This book reflects on the increasing variety of perspectives in organizational innovation research, paying attention to the antecedents, but also to the outcomes, of innovation. Some chapters analyze the ‘dark side’ of innovation, including the potential negative consequences of innovative behaviors, or of defying the innovation maximization fallacy. Others explicitly consider affective responses after innovation efforts, and assume that positive or negative effects rely on the context in which innovations occur, and on the way in which people manage the process of innovation.
Several contributions adopt the dialectic approach by considering the multiple pathways and mechanisms that could lead to innovation at organizations. Most of the chapters include the interaction of actors’ characteristics (from employees or teams) together with situational constraints from the task or the social context, and outline the relevance of processes like team learning; motivation variables like basic need satisfaction; congruence of motives or meaningfulness at work; dynamics of communication networks; and affective variables.

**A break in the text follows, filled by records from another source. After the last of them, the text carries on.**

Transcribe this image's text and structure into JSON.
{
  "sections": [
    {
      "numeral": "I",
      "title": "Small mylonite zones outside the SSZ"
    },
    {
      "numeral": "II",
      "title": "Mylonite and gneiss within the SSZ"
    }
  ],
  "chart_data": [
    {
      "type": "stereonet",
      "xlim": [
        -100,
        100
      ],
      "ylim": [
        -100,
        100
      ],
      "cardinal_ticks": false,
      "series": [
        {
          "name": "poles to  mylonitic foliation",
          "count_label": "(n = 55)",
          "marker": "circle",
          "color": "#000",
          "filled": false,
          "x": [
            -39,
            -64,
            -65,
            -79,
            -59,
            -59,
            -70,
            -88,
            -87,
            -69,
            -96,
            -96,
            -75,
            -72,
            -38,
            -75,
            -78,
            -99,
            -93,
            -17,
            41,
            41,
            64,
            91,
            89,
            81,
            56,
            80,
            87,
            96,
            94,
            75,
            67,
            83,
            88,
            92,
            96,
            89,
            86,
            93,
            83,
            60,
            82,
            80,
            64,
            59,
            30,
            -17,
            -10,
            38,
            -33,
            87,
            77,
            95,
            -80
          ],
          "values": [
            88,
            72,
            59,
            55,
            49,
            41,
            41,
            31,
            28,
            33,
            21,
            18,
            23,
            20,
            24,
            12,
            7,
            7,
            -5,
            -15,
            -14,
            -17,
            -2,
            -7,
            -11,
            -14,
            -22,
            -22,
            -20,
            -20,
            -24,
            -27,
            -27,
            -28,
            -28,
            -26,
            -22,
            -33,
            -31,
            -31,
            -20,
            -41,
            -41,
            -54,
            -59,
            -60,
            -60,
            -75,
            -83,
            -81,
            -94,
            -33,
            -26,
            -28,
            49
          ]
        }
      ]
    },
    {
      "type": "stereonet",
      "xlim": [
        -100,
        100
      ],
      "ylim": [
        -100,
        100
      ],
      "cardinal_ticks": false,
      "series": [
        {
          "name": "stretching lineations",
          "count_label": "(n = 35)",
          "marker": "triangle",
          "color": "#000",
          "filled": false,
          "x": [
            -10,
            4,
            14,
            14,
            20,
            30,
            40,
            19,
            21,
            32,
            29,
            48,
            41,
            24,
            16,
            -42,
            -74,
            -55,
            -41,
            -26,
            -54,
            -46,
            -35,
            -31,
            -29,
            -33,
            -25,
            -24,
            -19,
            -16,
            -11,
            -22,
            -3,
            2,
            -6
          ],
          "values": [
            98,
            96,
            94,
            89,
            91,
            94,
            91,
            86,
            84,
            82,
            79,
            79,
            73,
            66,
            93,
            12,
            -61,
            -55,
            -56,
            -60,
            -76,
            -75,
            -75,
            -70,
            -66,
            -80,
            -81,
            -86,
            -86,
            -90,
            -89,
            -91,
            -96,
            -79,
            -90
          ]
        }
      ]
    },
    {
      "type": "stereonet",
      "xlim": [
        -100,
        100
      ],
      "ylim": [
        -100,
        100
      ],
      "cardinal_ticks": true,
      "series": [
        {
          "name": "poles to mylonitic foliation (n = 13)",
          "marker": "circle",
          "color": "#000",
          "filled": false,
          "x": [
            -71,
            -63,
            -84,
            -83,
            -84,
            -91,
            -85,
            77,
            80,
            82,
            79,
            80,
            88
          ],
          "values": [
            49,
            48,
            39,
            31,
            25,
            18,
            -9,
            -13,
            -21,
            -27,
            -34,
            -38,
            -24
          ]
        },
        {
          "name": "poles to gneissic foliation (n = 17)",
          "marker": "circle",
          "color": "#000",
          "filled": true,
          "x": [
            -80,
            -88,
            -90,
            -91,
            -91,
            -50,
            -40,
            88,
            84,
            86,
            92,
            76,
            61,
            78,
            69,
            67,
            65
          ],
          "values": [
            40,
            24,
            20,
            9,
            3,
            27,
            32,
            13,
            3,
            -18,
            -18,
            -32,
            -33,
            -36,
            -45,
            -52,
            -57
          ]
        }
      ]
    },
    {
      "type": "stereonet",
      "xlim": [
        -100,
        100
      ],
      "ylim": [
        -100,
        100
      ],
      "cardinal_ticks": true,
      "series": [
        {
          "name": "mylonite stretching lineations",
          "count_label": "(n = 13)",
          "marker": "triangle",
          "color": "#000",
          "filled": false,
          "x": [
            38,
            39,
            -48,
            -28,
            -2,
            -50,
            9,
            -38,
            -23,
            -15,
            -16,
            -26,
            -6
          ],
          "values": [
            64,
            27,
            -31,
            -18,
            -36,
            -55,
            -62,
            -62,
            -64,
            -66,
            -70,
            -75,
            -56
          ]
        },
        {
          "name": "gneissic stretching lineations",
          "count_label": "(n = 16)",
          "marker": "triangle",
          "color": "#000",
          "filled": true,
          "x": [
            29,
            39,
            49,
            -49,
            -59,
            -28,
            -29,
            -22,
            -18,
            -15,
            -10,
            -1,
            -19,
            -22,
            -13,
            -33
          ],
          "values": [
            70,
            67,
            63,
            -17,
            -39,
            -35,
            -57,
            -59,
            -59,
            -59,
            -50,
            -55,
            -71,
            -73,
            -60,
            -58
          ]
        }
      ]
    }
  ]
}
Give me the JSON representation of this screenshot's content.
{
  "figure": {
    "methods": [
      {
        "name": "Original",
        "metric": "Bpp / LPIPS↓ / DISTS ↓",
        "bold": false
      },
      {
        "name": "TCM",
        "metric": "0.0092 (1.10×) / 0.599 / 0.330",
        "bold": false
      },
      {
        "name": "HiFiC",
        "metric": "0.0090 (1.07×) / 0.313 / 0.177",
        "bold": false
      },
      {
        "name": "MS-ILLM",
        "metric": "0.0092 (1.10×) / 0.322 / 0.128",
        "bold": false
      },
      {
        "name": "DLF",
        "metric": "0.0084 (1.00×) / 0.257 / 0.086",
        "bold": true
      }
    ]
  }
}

This edited collection offers a rich picture of current research and management trends in the field and contributes constructively toward promoting the dialectic perspective on creativity and innovation in the workplace. This book was originally published as a special issue of the European Journal of Work and Organizational Psychology.
Table of Contents
Introduction – Studying innovation in organizations: a dialectic perspective 1. A constructively critical review of change and innovation-related concepts: towards conceptual and operational clarity 2. Creative and innovative performance: a meta-analysis of relationships with task, citizenship, and counterproductive job performance dimensions 3. When the fire dies: Perceived success and support for innovation shape the motivating potential of innovative work behaviour 4. How does creativity at work influence employee’s positive affect at work? 5. Who will be on my side? The role of peers’ achievement motivation in the evaluation of innovative ideas 6. Leaned teamwork fattens workplace innovation: the relationship between task complexity, team learning and team proactivity 7. Uncovering the dark side of innovation: the influence of the number of innovations on work teams’ satisfaction and performance 8. The influence of friendship and communication network density on individual innovative behaviours: a multilevel study 9. Engaged teams deliver better service performance in innovation climates
José Ramos is Professor of Work and Organizational Psychology and Head of the Department of Social Psychology at the University of Valencia, Spain. He is a member of the IDOCAL Research Institute and IVIE. He was previously Dean of the Faculty of Psychology at the University of Valencia (2006–2012), and a member of EAWOP Executive Committee from 2015.
Neil Anderson is Professor of Human Resources Management and Organizational Psychology at Brunel Business School, Brunel University, London, UK. He is Director of Research for both the HRM-OB Research Group and the Innovation, Diversity, Employment, and Law Interdisciplinary Centre; and a past member of the EAWOP Executive Committee.
José M. Peiró is Professor of Work and Organizational Psychology in the Faculty of Psychology at the University of Valencia, Spain. He is Director of the Research Institute on Human Resources Psychology and IVIE. He was President of the International Association of Applied Psychology (2011–2014), and of EAWOP (1995–1997), and Associate Editor of the European Journal of Work and Organizational Psychology (1993–2005).
Fred Zijlstra is Professor of Work and Organizational Psychology at Maastricht University, The Netherlands. He is also the Scientific Director of the Institute of Inclusive Organisations. He was the Editor of the European Journal of Work and Organizational Psychology from 1999 to 2006.